Klaus J. Hopt
Max Planck Institute for Comparative
International Private Law and ECGI
Corporate Governance in Europe : A Critical Review of the European Commission’s Initiatives on Corporate Law and Corporate Governance
European corporate law and corporate governance are moving ahead beyond expectation. Some British voices called this “a renaissance in the past decade”. In December 2012, the European Commission came forward with an Action Plan that combines both corporate law and corporate governance rules and contains sixteen disparate initiatives partly to be implemented through Directives, partly through non-legal measures. Meanwhile a fight on the Draft Shareholder Rights Directive is going on in the European Council and the Parliament, with major compromises pending in 2015. Further corporate law harmonization measures are under way, in particular the proposal of Single-Member Private Limited Companies. The European Court of Justice’s case law has a far-reaching impact on the free movement of corporations in the European Union, but is not able to singlehandedly create European corporate law with decisions based on the freedoms of the Treaty. On this background the article analyzes seven critical areas of European Corporate Law and Governance as of 2015: Empowering shareholders and institutional investors; controlling shareholders, groups of companies and related party transactions; new European corporate forms; corporate and bank governance; free transfer of seat without new incorporation; corporate finance and capital maintenance and European takeover law reform. The article ends with looking into the goals, methods and scope of European corporate law-making. Free mobility and minimum protection have to be balanced. Transparency as a method of regulation strengthens private autonomy and supports market forces. Harmonization must be limited to the core areas of corporate law, and national and European corporate law will need to complement one another. It remains to be seen whether the codification plans of the Commission and the private model law initiatives will produce convincing results. In sum any step to more European law in the before-mentioned core areas should not only be left to the forces or deadlocks of political compromise, but in order to be really useful will need to be addressed in a careful, ongoing, policy-oriented, economic and comparative law discussion.
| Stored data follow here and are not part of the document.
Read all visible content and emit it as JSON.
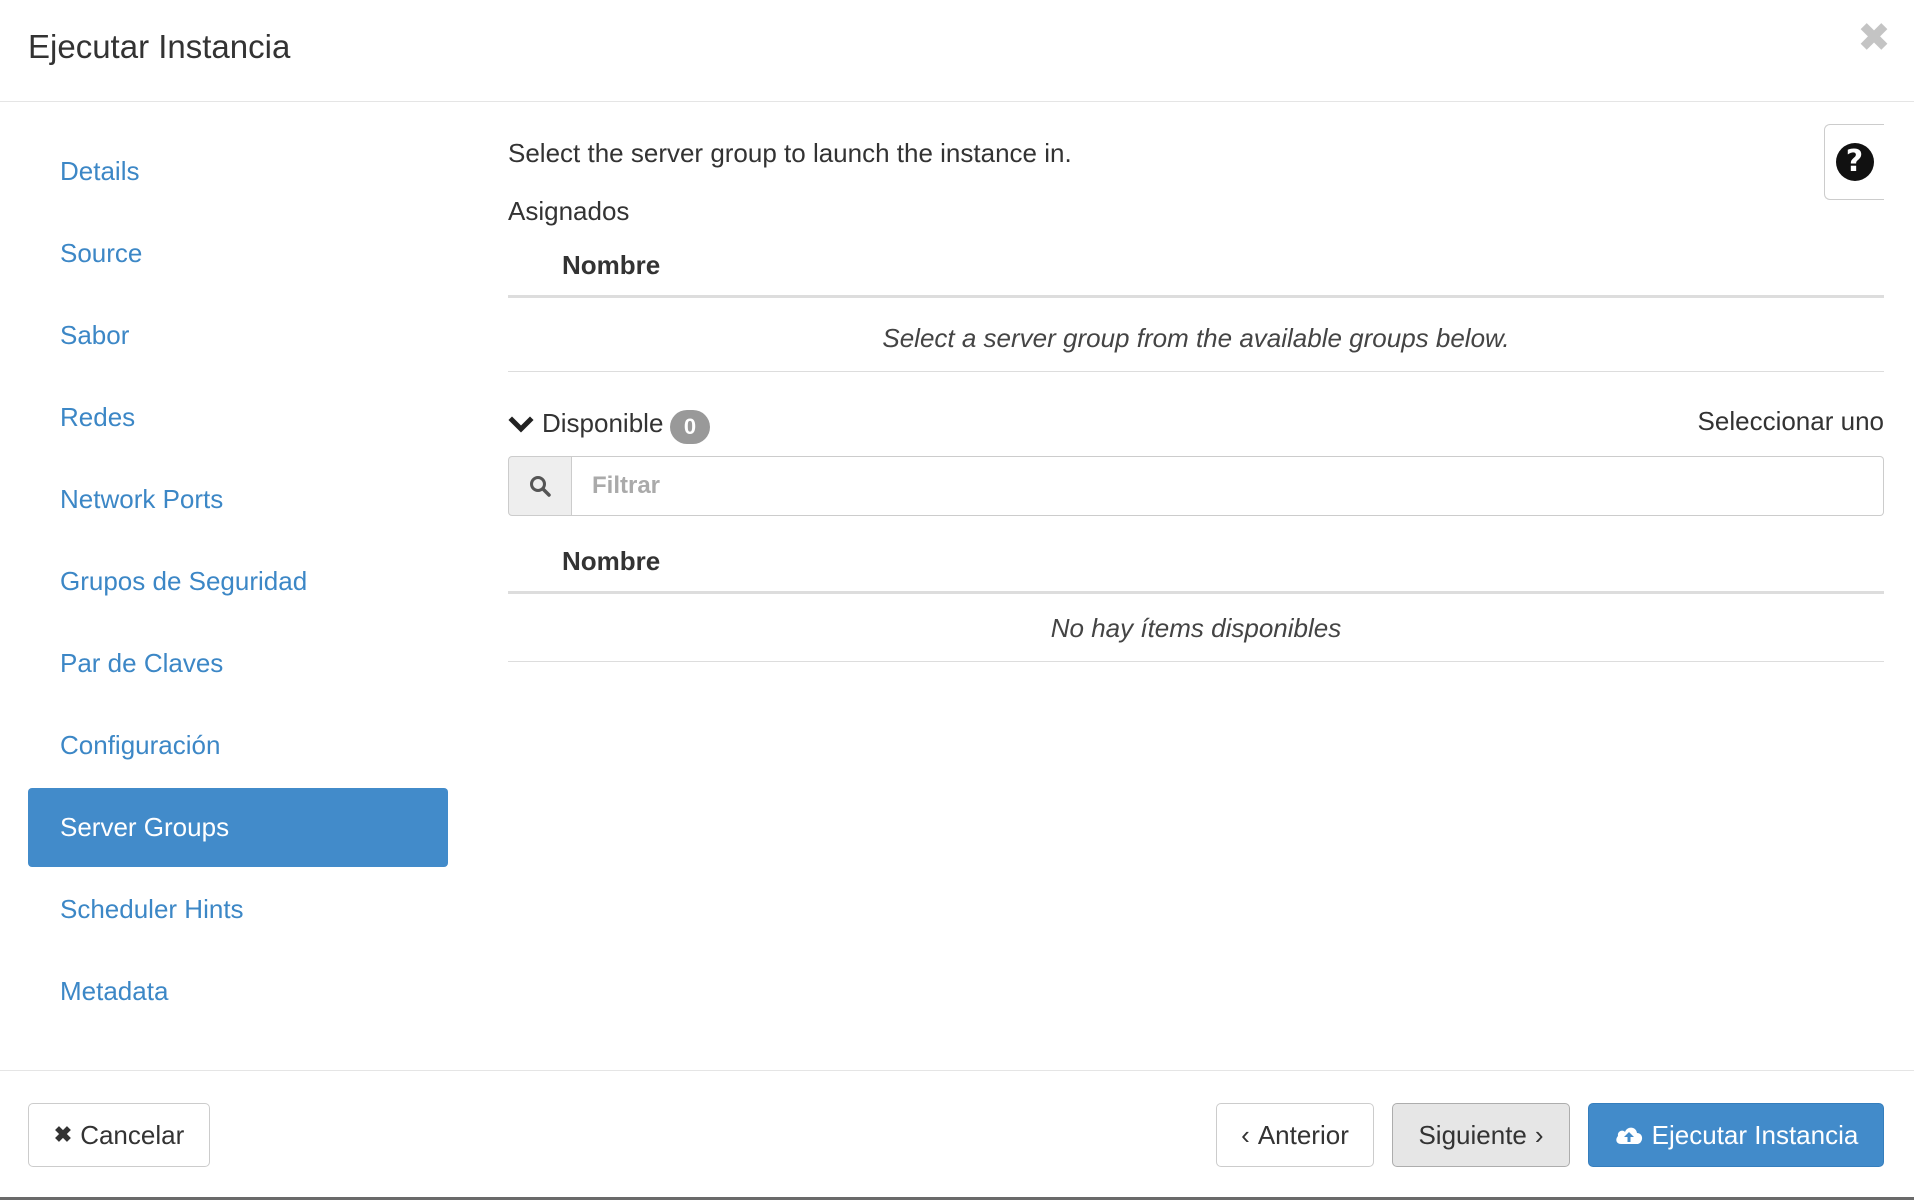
{
  "modal": {
    "title": "Ejecutar Instancia",
    "close_icon": "times-icon"
  },
  "sidebar": {
    "items": [
      {
        "label": "Details"
      },
      {
        "label": "Source"
      },
      {
        "label": "Sabor"
      },
      {
        "label": "Redes"
      },
      {
        "label": "Network Ports"
      },
      {
        "label": "Grupos de Seguridad"
      },
      {
        "label": "Par de Claves"
      },
      {
        "label": "Configuración"
      },
      {
        "label": "Server Groups",
        "active": true
      },
      {
        "label": "Scheduler Hints"
      },
      {
        "label": "Metadata"
      }
    ]
  },
  "main": {
    "help_icon": "question-circle-icon",
    "intro": "Select the server group to launch the instance in.",
    "allocated": {
      "label": "Asignados",
      "column_header": "Nombre",
      "empty_message": "Select a server group from the available groups below."
    },
    "available": {
      "label": "Disponible",
      "count": "0",
      "select_hint": "Seleccionar uno",
      "filter_placeholder": "Filtrar",
      "column_header": "Nombre",
      "empty_message": "No hay ítems disponibles"
    }
  },
  "footer": {
    "cancel_label": "Cancelar",
    "prev_label": "Anterior",
    "next_label": "Siguiente",
    "launch_label": "Ejecutar Instancia"
  },
  "colors": {
    "primary": "#428bca",
    "link": "#3c87c6",
    "badge": "#999999"
  }
}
I. European Corporate Law and Corporate Governance Moving Ahead: The EU Commission’s Action Plan of December 2012, The Draft Shareholder Rights Directive as of 2015 and Further Ongoing Harmonization Projects
1. Corporate Governance, the Renaissance of European Corporate Law and the Timing of the New Initiatives of the EU Commission Parallel to the 2015 Vision of a European Capital Market Union
“(N)ext to addressing the financial crisis,” corporate governance was “the central leitmotif of the year 2012” in Germany and other European countries. While in the early 1990s, corporate governance was still in its infancy, this subject matter is now an established field in academia, practice, and legislation also in Europe, both at the European Union and the Member States level, one that is not identical to corporate law but is closely linked to it. In 2010/11 the EU Commission jumped on the bandwagon of the international corporate governance movement and highlighted it as urgent in Green Papers on the corporate governance of financial institutions, on audit policy and on corporate governance in general. After the public Consultation on the Future of European Company Law,5 which garnered numerous responses from nearly all the Member States and some other countries from outside the European Union,6 on 12 December 2012, the EU Commission presented its (second) Action Plan on European Company Law and Corporate Governance7 and thereby highlighted the importance it attributes to European corporate law. This importance has been reflected in two statements from England and Germany: “European corporate law has enjoyed a renaissance in the past decade. Fifteen years ago, this would have seemed most implausible.”
And European corporate law is the “first and most important field of legal harmonization” and “the area of private law … whose Europeanization is developed the furthest.” This view is widely shared in Europe, and by the author of this paper, though it is not undisputed. In the meantime the EU Commission (also in its new composition of 2014) has pursued some of its proposals in the Action Plan, in particular by proposing (i) a new Directive reforming the Shareholders Rights Directive of 2007 with far-reaching proposals12 and (ii) a Directive on single-member private limited liability companies.13 Both of these are very controversial, have led to considerable changes by the European Council in 2015, and will be analyzed in detail in this article.